2005 Boomtown, Syrah, Columbia Valley, Washington, $15. This value wine offers up aromas and flavors of blueberries, black fruit, smoke and leather. Tannins are very manageable; 85/88.
2005 Buena Vista, Syrah, Carneros, California, $25, 3,595 cases. Mixed berries, smoked game and cedar underscore this lush, fruity wine. It should pair well with grilled meat or game; 86/86.
2006 McWilliam's Hanwood Estate, Shiraz, South Eastern Australia, $12, 85,000 cases. Aromas of plums, blackberries, smoke and spice radiate from this purple/red wine. Light on its feet, this is a fruity little wine designed for early consumption; 84/86.

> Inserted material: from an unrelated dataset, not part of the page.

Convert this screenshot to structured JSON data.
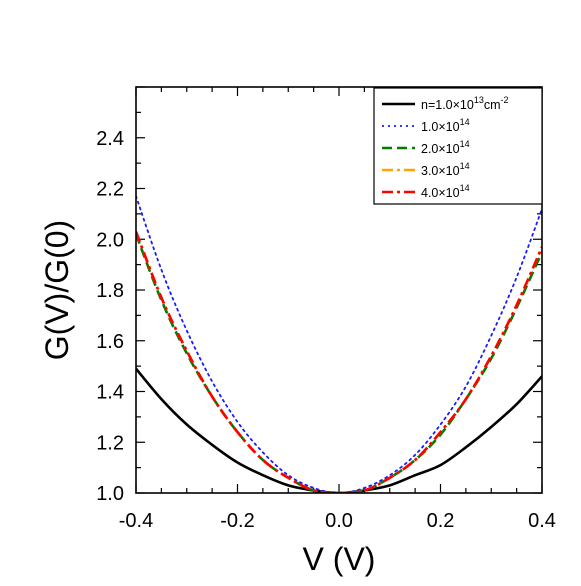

2002 McWilliam's, Old Vines Shiraz, Steniford's Reserve, Coonawarra, Australia, $55. Ripe black fruits and violets highlight the nose. While well balanced overall, the concentrated black fruit flavors lack a Shiraz signature; 86/85.

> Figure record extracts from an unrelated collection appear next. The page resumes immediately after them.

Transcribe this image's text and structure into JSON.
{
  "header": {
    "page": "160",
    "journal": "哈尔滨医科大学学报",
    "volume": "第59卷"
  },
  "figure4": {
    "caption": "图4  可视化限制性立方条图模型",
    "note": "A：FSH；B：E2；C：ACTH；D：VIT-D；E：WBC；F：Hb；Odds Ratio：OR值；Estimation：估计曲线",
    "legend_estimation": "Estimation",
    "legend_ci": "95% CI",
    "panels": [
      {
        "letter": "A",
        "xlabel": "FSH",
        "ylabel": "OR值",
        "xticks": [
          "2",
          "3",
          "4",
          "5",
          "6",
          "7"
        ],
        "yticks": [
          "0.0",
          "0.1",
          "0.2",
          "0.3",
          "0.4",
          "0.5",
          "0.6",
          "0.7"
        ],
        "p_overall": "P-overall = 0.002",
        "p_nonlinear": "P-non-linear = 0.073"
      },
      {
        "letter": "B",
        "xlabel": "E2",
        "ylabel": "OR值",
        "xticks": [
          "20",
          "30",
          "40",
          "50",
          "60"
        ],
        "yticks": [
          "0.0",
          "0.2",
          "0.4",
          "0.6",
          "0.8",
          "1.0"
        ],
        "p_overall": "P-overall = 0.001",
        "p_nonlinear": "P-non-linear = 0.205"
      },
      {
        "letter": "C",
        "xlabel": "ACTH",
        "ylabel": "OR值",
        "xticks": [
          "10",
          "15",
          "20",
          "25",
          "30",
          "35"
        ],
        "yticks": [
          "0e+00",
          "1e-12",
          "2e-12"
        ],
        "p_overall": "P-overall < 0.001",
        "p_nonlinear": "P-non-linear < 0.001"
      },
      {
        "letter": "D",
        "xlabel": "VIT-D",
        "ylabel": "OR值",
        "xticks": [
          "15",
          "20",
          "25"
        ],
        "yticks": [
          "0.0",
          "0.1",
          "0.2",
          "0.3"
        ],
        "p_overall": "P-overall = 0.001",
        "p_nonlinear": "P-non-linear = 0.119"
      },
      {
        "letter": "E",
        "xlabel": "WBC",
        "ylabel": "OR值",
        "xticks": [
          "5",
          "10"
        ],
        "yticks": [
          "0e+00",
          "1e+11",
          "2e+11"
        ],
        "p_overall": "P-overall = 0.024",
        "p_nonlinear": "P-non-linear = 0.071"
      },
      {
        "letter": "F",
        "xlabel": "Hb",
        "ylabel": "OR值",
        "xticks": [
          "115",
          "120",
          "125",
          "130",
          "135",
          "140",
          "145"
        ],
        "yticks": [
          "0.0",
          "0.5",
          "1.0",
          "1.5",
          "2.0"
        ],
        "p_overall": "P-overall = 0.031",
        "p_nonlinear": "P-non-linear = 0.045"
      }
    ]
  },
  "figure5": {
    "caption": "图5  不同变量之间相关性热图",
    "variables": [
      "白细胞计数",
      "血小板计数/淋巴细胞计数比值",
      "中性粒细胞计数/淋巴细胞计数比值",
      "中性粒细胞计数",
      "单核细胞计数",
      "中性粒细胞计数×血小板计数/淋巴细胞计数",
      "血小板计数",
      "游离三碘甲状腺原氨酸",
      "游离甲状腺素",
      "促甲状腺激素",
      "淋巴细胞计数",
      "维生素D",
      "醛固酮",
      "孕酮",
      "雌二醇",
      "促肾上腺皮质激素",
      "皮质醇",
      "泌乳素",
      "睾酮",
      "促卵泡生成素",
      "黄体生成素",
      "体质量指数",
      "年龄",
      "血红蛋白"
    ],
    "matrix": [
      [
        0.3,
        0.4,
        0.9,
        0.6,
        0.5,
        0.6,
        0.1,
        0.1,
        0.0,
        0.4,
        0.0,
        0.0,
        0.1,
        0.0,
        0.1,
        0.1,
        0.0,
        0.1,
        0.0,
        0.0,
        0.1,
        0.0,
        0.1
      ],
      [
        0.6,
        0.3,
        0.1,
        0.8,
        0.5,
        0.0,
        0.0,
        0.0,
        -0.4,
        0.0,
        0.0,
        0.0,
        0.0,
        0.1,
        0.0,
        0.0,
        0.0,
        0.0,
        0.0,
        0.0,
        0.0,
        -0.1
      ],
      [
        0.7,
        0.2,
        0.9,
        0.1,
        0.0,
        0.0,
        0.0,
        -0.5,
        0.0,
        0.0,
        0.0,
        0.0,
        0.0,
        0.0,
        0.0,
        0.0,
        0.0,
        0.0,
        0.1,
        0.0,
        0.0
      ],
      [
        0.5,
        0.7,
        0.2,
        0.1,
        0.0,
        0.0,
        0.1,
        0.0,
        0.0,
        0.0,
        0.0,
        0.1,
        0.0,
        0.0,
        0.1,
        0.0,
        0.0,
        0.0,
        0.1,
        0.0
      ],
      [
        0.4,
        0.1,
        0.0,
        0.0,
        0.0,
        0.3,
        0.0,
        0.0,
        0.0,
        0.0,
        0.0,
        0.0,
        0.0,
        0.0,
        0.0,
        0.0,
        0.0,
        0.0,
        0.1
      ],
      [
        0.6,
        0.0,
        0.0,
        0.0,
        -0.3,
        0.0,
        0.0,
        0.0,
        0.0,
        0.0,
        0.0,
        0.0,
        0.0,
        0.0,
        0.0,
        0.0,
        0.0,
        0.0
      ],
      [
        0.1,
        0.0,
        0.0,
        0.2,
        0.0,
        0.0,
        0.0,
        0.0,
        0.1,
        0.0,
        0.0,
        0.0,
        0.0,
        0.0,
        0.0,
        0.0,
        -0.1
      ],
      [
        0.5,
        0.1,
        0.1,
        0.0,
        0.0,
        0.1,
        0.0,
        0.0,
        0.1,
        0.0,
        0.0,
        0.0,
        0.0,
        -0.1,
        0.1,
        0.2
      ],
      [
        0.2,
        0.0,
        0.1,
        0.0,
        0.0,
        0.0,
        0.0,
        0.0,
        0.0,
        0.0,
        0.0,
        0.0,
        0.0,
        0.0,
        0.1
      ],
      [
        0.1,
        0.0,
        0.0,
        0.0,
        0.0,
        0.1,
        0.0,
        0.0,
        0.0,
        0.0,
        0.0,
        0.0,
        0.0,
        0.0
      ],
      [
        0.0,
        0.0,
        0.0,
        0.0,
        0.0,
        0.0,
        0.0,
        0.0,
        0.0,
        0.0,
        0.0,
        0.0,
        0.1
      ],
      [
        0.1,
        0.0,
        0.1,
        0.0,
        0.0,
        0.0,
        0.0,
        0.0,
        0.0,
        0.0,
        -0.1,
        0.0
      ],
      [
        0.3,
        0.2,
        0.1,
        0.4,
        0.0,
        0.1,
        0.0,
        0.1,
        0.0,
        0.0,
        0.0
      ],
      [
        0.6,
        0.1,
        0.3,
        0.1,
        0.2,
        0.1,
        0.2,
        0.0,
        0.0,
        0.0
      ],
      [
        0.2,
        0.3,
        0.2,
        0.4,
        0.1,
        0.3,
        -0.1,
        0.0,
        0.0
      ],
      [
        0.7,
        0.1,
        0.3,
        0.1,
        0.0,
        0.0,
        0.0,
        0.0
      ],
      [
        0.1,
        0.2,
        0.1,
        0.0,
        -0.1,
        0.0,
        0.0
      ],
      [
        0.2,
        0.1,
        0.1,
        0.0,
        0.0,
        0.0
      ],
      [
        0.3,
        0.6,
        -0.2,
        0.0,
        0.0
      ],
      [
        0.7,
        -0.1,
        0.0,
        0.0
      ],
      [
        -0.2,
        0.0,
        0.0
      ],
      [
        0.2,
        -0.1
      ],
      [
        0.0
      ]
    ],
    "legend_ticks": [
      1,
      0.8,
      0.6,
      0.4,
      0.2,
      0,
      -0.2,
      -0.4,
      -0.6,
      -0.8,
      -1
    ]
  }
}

2005 Michel-Schlumberger, Syrah, Dry Creek Valley, California, $28, 995 cases. Purple in the glass. Black fruit and a hint of smoke underscore the aromas and flavors. Crisp, with firm tannins, this one has the structure to go the distance; 88/89.
2005 Saint Laurent, Syrah, Wahluke Slope, Washington, $22, 772 cases. This wine is almost black in the glass. Blackberries and smoked meat carry from nose to palate, backed by lively acidity. Perfect for those summer BBQs; 88/89.
2005 Saint Laurent, Syrah, Reserve, Wahluke Slope, Washington, $40, 276 cases. Medium to full bodied, this wine shows more depth than their regular bottling and also has more substantial tannins. Black fruit, floral notes and smoke seem endless on the finish; 90/90.
2005 Three Rivers, Syrah, Columbia Valley, Washington, $24, 1,226 cases. Here's a very well-structured wine with food-friendly acidity. Berries and smoked meat linger effortlessly on the finish. All that is missing is the plate of smoked pork ribs; 89/90.
2005 Rancho Zabaco, Zinfandel, Monte Rosso Vineyard, Sonoma Valley, Washington, $45, 250 cases. The aromas and flavors are packed with briary, earthy, berry characteristics, backed by spicy vanilla and barrel accents. Alcohol is 15.5 percent; 86/85.
2005 Rancho Zabaco, Toreador Zinfandel, Monte Rosso Vineyard, Sonoma Valley, Washington, $60, 230 cases. Deeply colored in the glass. Lush berries, plums and barrel spice are evident on the nose and palate, with nuances of cloves, vanilla and dark chocolate. 15.3 percent alcohol; 88/86.